Face à la flambée de la vacance commerciale en centre-ville qui atteignait 14 % en 2024 contre 6 % en 2010, la reprise par le gouvernement de certaines mesures issues du rapport sur l’avenir du commerce de proximité ne s’est pas fait attendre. Serge Papin, ministre des PME et du commerce a annoncé avoir retenu neuf actions issues des recommandations de Frédérique Macarez, maire de Saint-Quentin, Antoine Saintoyant, directeur de la Banque des Territoires, et Dominique Schelcher, PDG de Coopérative U.
Éviter de toucher les entrepôts des commerces de centre-ville
La taxe sur les entrepôts logistiques et les centres de distribution des géants du numérique proposée dans le rapport a cependant été écartée. Les rapporteurs proposaient aussi d’aller plus loin en taxant les surfaces de stockage des entrepôts dès qu’elles dépassent 400 m².

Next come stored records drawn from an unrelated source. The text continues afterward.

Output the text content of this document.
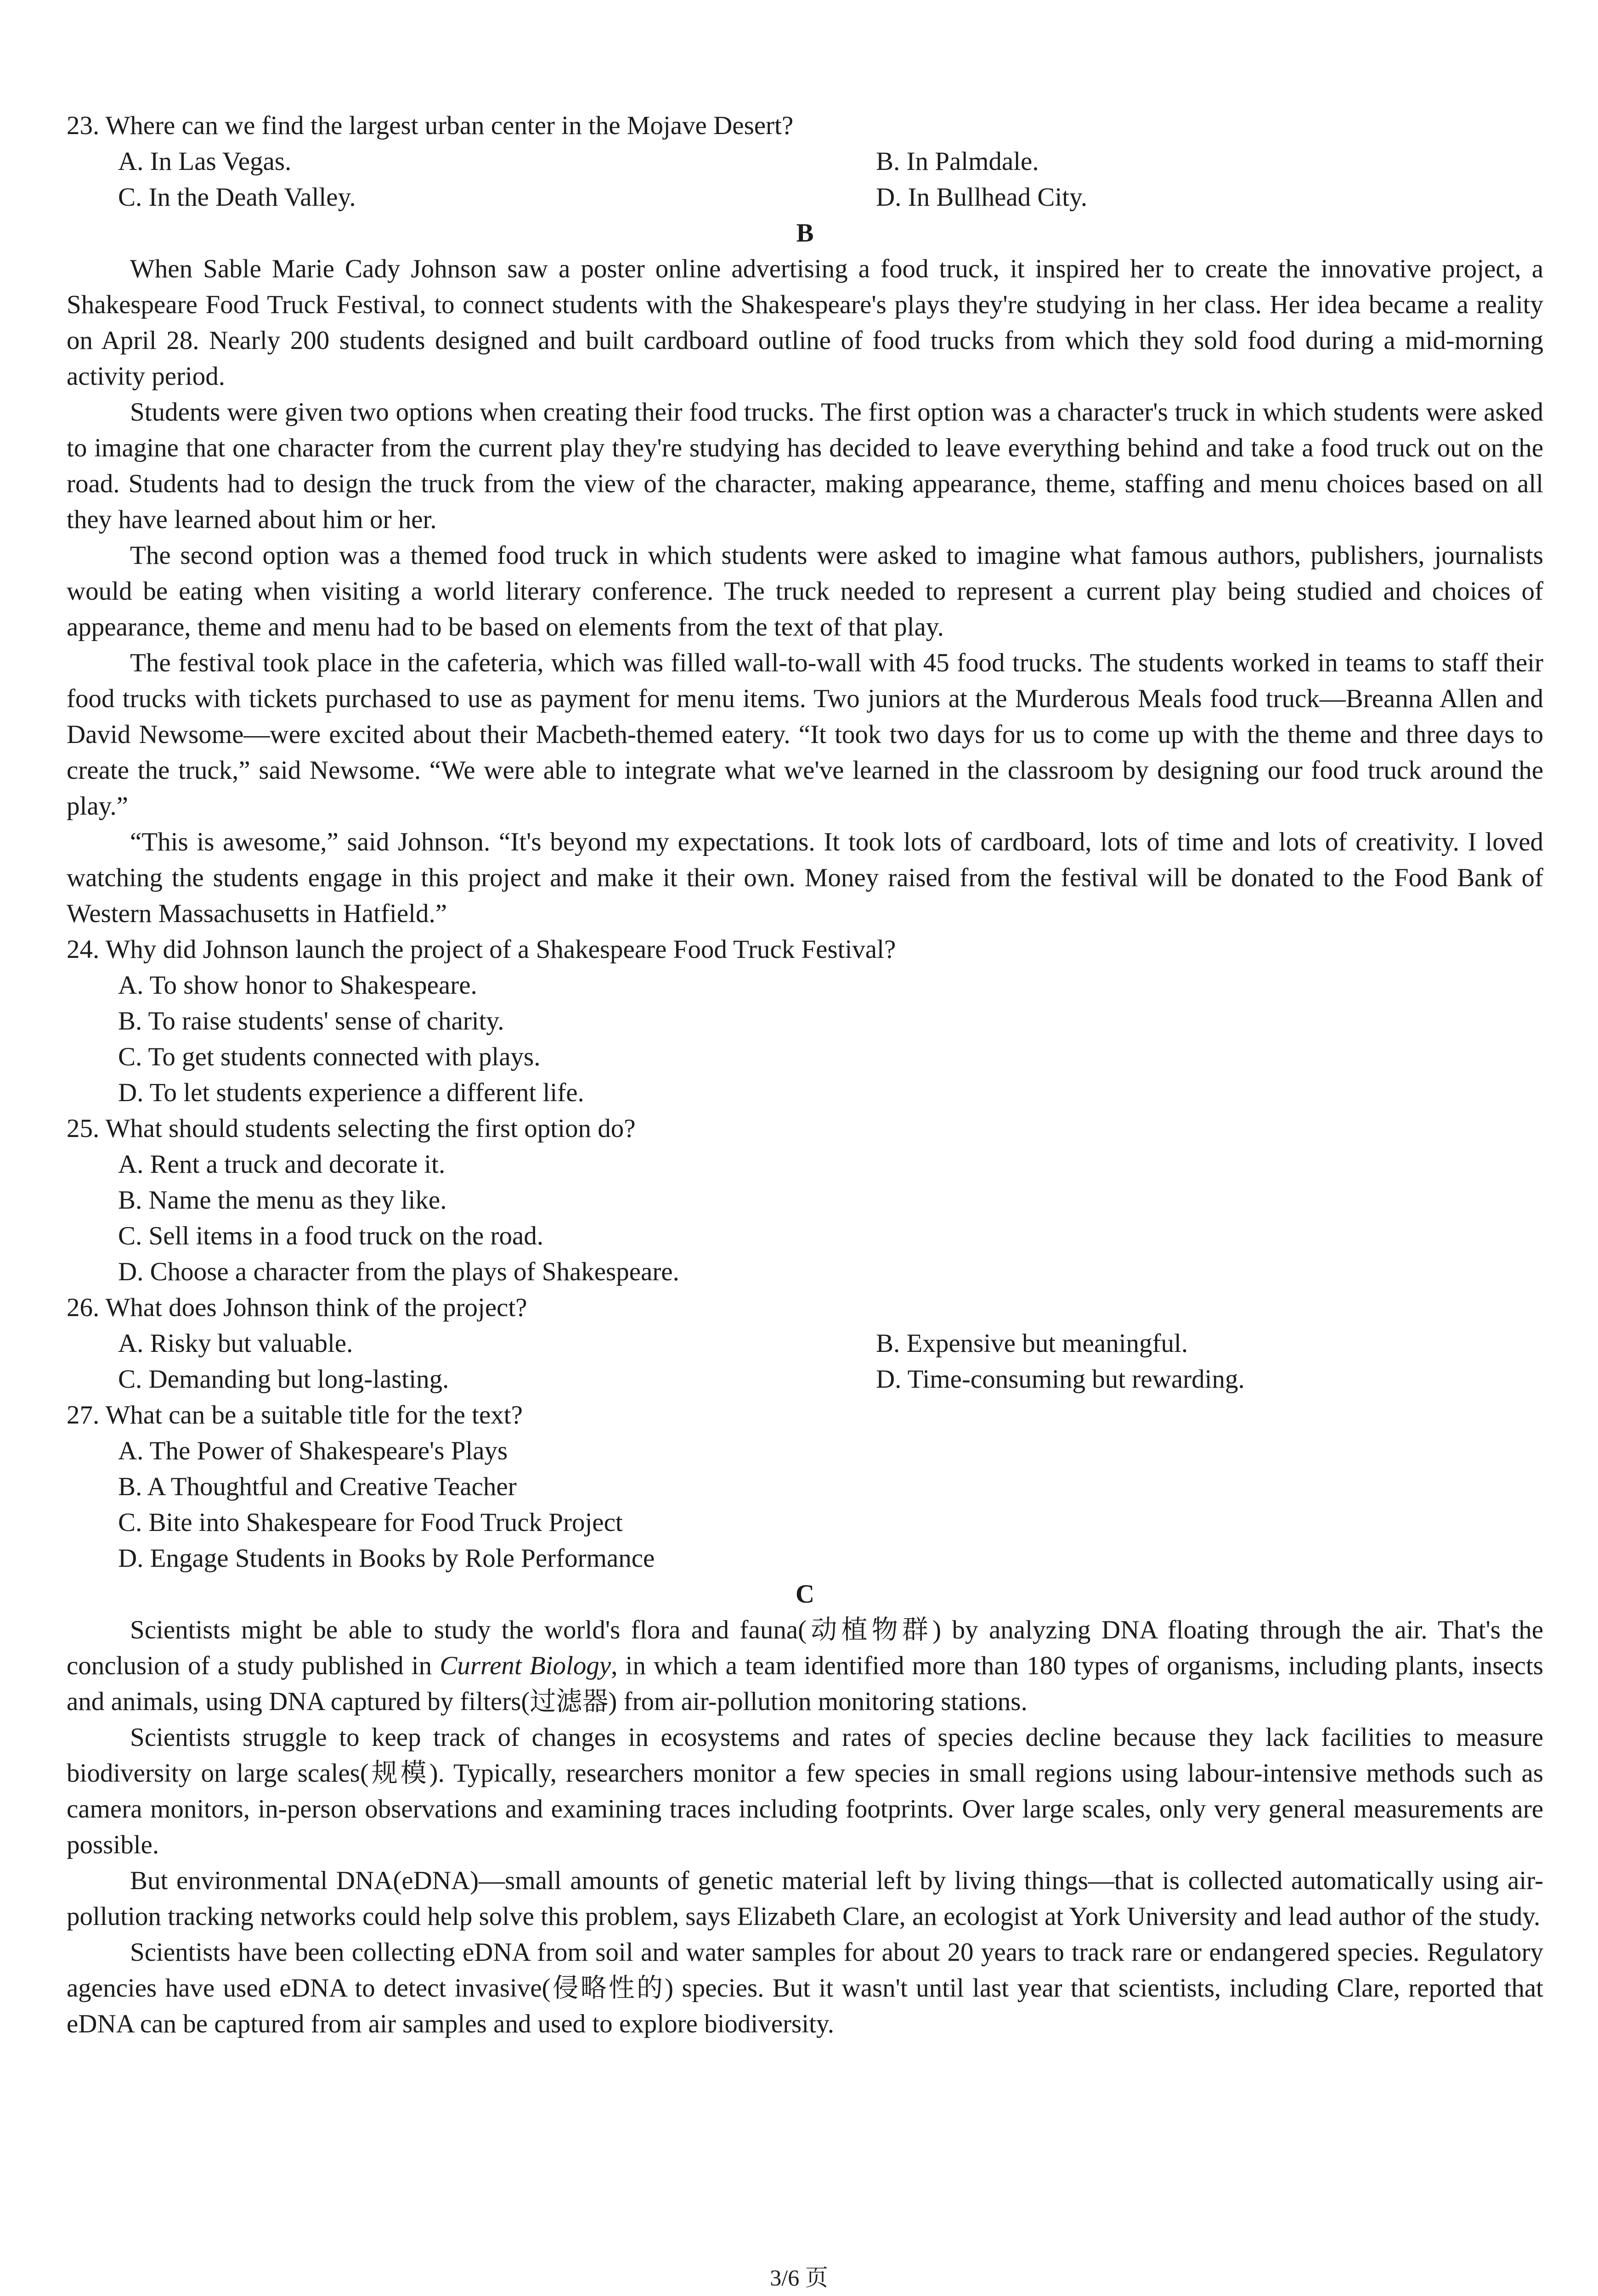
23. Where can we find the largest urban center in the Mojave Desert?

A. In Las Vegas.	B. In Palmdale.

C. In the Death Valley.	D. In Bullhead City.

B

When Sable Marie Cady Johnson saw a poster online advertising a food truck, it inspired her to create the innovative project, a Shakespeare Food Truck Festival, to connect students with the Shakespeare's plays they're studying in her class. Her idea became a reality on April 28. Nearly 200 students designed and built cardboard outline of food trucks from which they sold food during a mid-morning activity period.

Students were given two options when creating their food trucks. The first option was a character's truck in which students were asked to imagine that one character from the current play they're studying has decided to leave everything behind and take a food truck out on the road. Students had to design the truck from the view of the character, making appearance, theme, staffing and menu choices based on all they have learned about him or her.

The second option was a themed food truck in which students were asked to imagine what famous authors, publishers, journalists would be eating when visiting a world literary conference. The truck needed to represent a current play being studied and choices of appearance, theme and menu had to be based on elements from the text of that play.

The festival took place in the cafeteria, which was filled wall-to-wall with 45 food trucks. The students worked in teams to staff their food trucks with tickets purchased to use as payment for menu items. Two juniors at the Murderous Meals food truck—Breanna Allen and David Newsome—were excited about their Macbeth-themed eatery. “It took two days for us to come up with the theme and three days to create the truck,” said Newsome. “We were able to integrate what we've learned in the classroom by designing our food truck around the play.”

“This is awesome,” said Johnson. “It's beyond my expectations. It took lots of cardboard, lots of time and lots of creativity. I loved watching the students engage in this project and make it their own. Money raised from the festival will be donated to the Food Bank of Western Massachusetts in Hatfield.”

24. Why did Johnson launch the project of a Shakespeare Food Truck Festival?

A. To show honor to Shakespeare.

B. To raise students' sense of charity.

C. To get students connected with plays.

D. To let students experience a different life.

25. What should students selecting the first option do?

A. Rent a truck and decorate it.

B. Name the menu as they like.

C. Sell items in a food truck on the road.

D. Choose a character from the plays of Shakespeare.

26. What does Johnson think of the project?

A. Risky but valuable.	B. Expensive but meaningful.

C. Demanding but long-lasting.	D. Time-consuming but rewarding.

27. What can be a suitable title for the text?

A. The Power of Shakespeare's Plays

B. A Thoughtful and Creative Teacher

C. Bite into Shakespeare for Food Truck Project

D. Engage Students in Books by Role Performance

C

Scientists might be able to study the world's flora and fauna(动植物群) by analyzing DNA floating through the air. That's the conclusion of a study published in Current Biology, in which a team identified more than 180 types of organisms, including plants, insects and animals, using DNA captured by filters(过滤器) from air-pollution monitoring stations.

Scientists struggle to keep track of changes in ecosystems and rates of species decline because they lack facilities to measure biodiversity on large scales(规模). Typically, researchers monitor a few species in small regions using labour-intensive methods such as camera monitors, in-person observations and examining traces including footprints. Over large scales, only very general measurements are possible.

But environmental DNA(eDNA)—small amounts of genetic material left by living things—that is collected automatically using air-pollution tracking networks could help solve this problem, says Elizabeth Clare, an ecologist at York University and lead author of the study.

Scientists have been collecting eDNA from soil and water samples for about 20 years to track rare or endangered species. Regulatory agencies have used eDNA to detect invasive(侵略性的) species. But it wasn't until last year that scientists, including Clare, reported that eDNA can be captured from air samples and used to explore biodiversity.

3/6 页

Pour le cabinet de Serge Papin, cette proposition n’a pas été retenue car elle pourrait impacter aussi les centres-villes. "Les commerces de centre-ville ont des entrepôts à quelques kilomètres et on ne peut pas cautionner cette taxe, qui ne va pas dans le sens que l’on souhaite", selon le cabinet du ministre.
Si cette proposition "mérite d’être creusée avec les rapporteurs", elle ne représente pas "une mesure prioritaire pour la redynamisation des centres-villes", indique le cabinet de Serge Papin. Il faudrait notamment mettre en place une distinction juridique entre les entrepôts, pour ne pas désavantager ceux qui approvisionnent les commerces de proximité.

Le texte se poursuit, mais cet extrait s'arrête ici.